Madeleine Houghton, acting head of policy at the Tech Council of Australia, praises the pioneering work Adobe is doing in this area.
For Houghton, the spectre of bias looms larger in high-risk areas such as health, finance, law enforcement, employment, and access to government services.
“Bias in AI systems is absolutely a well-acknowledged and recognised area of potential harm that needs to be addressed,” she says.
Madeleine Houghton, acting head of policy at the Tech Council of Australia.

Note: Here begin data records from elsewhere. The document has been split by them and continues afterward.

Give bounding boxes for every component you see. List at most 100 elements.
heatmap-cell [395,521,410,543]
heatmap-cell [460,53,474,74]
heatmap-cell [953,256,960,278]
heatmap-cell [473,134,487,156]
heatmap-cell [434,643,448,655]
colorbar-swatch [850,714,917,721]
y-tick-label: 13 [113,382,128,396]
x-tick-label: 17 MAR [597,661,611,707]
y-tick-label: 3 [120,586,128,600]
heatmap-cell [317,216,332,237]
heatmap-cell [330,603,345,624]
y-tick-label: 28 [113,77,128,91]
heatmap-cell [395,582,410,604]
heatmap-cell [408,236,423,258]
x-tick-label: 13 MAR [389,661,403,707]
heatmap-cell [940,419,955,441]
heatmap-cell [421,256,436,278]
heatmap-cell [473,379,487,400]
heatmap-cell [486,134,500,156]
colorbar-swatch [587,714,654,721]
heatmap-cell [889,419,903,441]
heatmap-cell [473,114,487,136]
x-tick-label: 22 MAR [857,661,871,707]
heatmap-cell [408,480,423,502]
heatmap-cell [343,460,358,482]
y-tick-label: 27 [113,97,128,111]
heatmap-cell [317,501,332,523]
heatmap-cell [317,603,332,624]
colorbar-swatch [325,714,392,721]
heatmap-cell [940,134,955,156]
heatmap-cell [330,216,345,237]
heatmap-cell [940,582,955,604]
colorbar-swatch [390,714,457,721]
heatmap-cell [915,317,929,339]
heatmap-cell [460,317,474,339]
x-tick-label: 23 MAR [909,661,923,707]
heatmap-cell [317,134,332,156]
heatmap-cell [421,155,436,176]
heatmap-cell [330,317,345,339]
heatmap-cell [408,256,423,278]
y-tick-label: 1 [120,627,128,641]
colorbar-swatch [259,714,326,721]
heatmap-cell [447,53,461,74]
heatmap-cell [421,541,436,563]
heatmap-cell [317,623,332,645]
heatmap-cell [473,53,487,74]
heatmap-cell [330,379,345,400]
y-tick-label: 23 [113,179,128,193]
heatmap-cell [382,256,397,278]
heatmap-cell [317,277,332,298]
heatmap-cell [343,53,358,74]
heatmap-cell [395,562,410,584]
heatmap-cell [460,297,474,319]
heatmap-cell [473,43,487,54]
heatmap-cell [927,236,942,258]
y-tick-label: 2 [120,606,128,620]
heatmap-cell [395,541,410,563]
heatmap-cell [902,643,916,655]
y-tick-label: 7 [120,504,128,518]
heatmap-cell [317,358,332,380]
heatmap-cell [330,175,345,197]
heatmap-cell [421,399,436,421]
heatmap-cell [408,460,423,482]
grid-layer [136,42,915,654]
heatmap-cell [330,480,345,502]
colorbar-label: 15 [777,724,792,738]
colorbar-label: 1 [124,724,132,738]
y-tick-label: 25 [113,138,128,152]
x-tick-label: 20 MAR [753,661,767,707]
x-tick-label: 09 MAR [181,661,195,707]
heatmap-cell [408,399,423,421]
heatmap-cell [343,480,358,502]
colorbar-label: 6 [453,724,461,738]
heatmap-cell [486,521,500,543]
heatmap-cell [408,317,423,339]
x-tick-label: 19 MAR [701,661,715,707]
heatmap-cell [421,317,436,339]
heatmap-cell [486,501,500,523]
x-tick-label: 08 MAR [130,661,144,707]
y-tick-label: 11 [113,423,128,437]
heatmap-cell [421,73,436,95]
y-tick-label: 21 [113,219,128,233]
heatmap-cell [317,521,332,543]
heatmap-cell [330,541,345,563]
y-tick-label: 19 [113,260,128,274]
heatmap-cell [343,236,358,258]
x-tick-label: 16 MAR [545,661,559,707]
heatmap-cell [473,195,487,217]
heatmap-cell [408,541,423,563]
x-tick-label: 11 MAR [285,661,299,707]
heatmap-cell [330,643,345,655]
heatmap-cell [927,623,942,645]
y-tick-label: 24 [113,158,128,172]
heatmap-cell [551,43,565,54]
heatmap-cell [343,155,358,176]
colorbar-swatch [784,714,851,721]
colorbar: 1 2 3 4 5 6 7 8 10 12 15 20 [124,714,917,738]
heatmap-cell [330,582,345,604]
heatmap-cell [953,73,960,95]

The crux of mitigating AI bias lies in focusing not just on broad sectors but on specific use cases within those sectors.
“It’s important to not only focus on broad sectors but also on the specific use case,” Houghton says.
For instance, using AI in financial services to detect fraud is vastly different from using it to determine credit scores or loan applications. Each scenario presents unique risks and potential for bias, necessitating precise and contextual regulation and governance.
Government and industry collaboration
Addressing AI bias requires a multi-faceted approach involving hard laws, standards, and industry governance.
“When we think about how to consider action on addressing the harms of AI, we think it will involve a mix of hard laws or regulation; soft law, which we’re talking about standards there; and also, industry-level governance practices,” says Houghton.
“The government is taking a risk-based approach, considering mandatory guardrails for high-risk settings and developing a voluntary AI safety standard for other settings.”
This approach aims to balance protection against bias with the flexibility required for innovation.
But he says, the law doesn’t stop at the border of AI - the existing legal framework already provides a foundation for regulating AI.
“We have laws for consumer protection, privacy, anti-discrimination, and sector-specific laws in areas like health care and financial services – these laws all apply to AI,” Houghton says.
“AI is not unregulated. Companies must be aware of what regulations apply to different contexts.”